- Citizenship: United States
- Education: Ohio State University
- Occupation: Implant Oral and Maxillofacial Surgeon
- Known for: Founding Coastal Jaw Surgery and Pikos Institute

= Michael A. Pikos =

American dentist

Michael A. Pikos is an American implant oral and maxillofacial surgeon known as the CEO/Founder of Coastal Jaw Surgery and Pikos Institute.

==Background and education==
Pikos was born in Campbell, Ohio. He holds a BS degree in biology from the Ohio State University and a DDS degree from the Ohio State University College of Dentistry, Columbus, Ohio.

He did his residency in oral and maxillofacial surgery at University of Pittsburgh, Montefiore Hospital, Pittsburgh, Pennsylvania. He also completed an internship at Miami Valley Hospital, Dayton, Ohio.

==Career==
Pikos has been in the field of implant surgery for years. In 1983, he founded Coastal Jaw Surgery. He also founded Pikos Institute in Trinity, Florida and Pinnacle Study Club of Tampa Bay.

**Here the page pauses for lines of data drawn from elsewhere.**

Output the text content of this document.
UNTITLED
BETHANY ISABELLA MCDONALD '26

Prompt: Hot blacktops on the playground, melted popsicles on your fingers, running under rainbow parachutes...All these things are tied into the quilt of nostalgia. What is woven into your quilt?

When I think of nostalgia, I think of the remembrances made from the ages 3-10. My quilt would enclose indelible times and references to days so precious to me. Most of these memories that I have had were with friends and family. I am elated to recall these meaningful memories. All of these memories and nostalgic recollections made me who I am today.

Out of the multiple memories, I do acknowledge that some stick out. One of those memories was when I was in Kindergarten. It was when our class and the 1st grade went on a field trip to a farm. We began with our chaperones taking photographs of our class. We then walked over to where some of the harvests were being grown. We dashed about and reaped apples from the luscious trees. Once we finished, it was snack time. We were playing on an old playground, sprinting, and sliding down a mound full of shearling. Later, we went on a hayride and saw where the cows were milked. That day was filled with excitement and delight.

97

Pikos lectures and speaks on various aspects of implantology throughout not only the US, but the world as well. He is on the Editorial Board of the Implant Dentistry Journal, and the Journal of Implant and Advanced Clinical Dentistry. He is the author of Bone Augmentation in Implant Dentistry: A Step-by-Step Guide to Predictable Alveolar Ridge and Sinus Grafting. He has written several published articles on implant oral and maxillofacial surgery.

===Professorship===
Pikos is an adjunct associate professor at the Department of Periodontology and Prosthodontics, University of Alabama at Birmingham. He is a courtesy clinician associate professor at the Department of Periodontology and Prosthodontics, University of Florida College of Dentistry.

He is also an adjunct professor, Department of Oral and Maxillofacial Surgery at:
- The Ohio State University College of Dentistry
- Nova Southeastern University College of Dental Medicine, and
- Aristotle University of Thessaloniki, Greece, School of Dentistry.

===Diplomacy===
Pikos is the scientific advisor on implants for the Kois Center. He is a diplomate of:
- The American Board of Oral and Maxillofacial Surgery
- The American Board or Oral Implantology/Implant Dentistry
- The International Congress of Oral Implantologists
- The American Academy of Osseointegration.

==Awards==
- 2006 - Received the Aaron Gershkoff Memorial Award from the American Academy of Implant Dentistry
- 2015 - Received the Saul Schluger Memorial Award for Top Educator
- 2017 - First recipient of the Carl E. Misch Advanced Dental Implant Studies Education Award.